Abstract

This study provides a direct quantitative comparison of the helper effects of allogeneic and syngeneic rat T cells in the production of direct SRBC plaque-forming cell (PFC) responses by B cells in culture. In syngeneic T-B combinations, log-log plots of the number of PFC generated after 5.5 days in culture vs. the number of T cells employed as helpers showed a linear response between 10(4) and 2.5 times 10(5) T cells added. Allogeneic T-B combinations, in which the T cells possess the capacity for reactivity to major alloantigens of the B-cell donor, showed a different dose/response relationship in which PFC responses were decreased at high T/B ratios and augmented at low T/B rations. In this system responses were detected with as few as 10(3) allogeneic T cells. Use of negatively selected allogeneic T populations, specifically depleted of mixed lymphocyte interaction (MLI) and graft-vs-host reactivity for B-cell alloantigens, as helpers gave dose/response curves quantitatively identical to responses with syngeneic T-B combinations and also with F1 T-cell parental B-cell combinations.

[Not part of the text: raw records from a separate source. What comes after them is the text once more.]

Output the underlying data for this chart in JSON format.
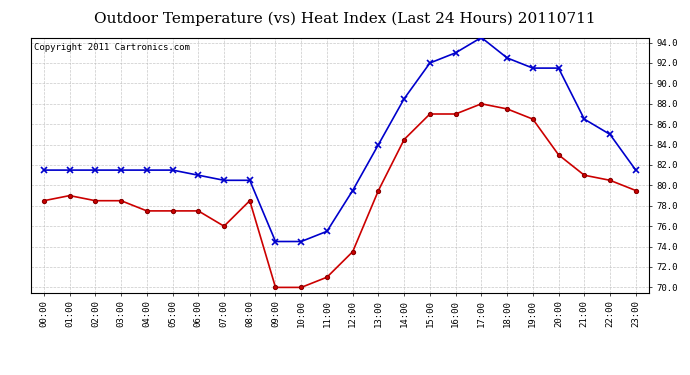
{
  "title": "Outdoor Temperature (vs) Heat Index (Last 24 Hours) 20110711",
  "copyright": "Copyright 2011 Cartronics.com",
  "hours": [
    "00:00",
    "01:00",
    "02:00",
    "03:00",
    "04:00",
    "05:00",
    "06:00",
    "07:00",
    "08:00",
    "09:00",
    "10:00",
    "11:00",
    "12:00",
    "13:00",
    "14:00",
    "15:00",
    "16:00",
    "17:00",
    "18:00",
    "19:00",
    "20:00",
    "21:00",
    "22:00",
    "23:00"
  ],
  "heat_index": [
    81.5,
    81.5,
    81.5,
    81.5,
    81.5,
    81.5,
    81.0,
    80.5,
    80.5,
    74.5,
    74.5,
    75.5,
    79.5,
    84.0,
    88.5,
    92.0,
    93.0,
    94.5,
    92.5,
    91.5,
    91.5,
    86.5,
    85.0,
    81.5
  ],
  "temperature": [
    78.5,
    79.0,
    78.5,
    78.5,
    77.5,
    77.5,
    77.5,
    76.0,
    78.5,
    70.0,
    70.0,
    71.0,
    73.5,
    79.5,
    84.5,
    87.0,
    87.0,
    88.0,
    87.5,
    86.5,
    83.0,
    81.0,
    80.5,
    79.5
  ],
  "heat_index_color": "#0000cc",
  "temperature_color": "#cc0000",
  "ylim_min": 69.5,
  "ylim_max": 94.5,
  "yticks": [
    70.0,
    72.0,
    74.0,
    76.0,
    78.0,
    80.0,
    82.0,
    84.0,
    86.0,
    88.0,
    90.0,
    92.0,
    94.0
  ],
  "background_color": "#ffffff",
  "grid_color": "#bbbbbb",
  "title_fontsize": 11,
  "copyright_fontsize": 6.5
}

These data indicate that rat T and B cells need not share a major histocompatibility complex haplotype in order to collaborate effectively in a primary direct PFC response to SRBC in culture. In addition, the PFC response required the combinaed presence of T and B cells as well as antigen in the cultures, a finding consistent with the two signal model of B-cell activation. Finally, the dose/response data obtained suggest the possibility that although SRBC antigen is required in the cultures helper activity with low numbers of normal allogeneic T cells may not depend on T cells having specificity for this antigen.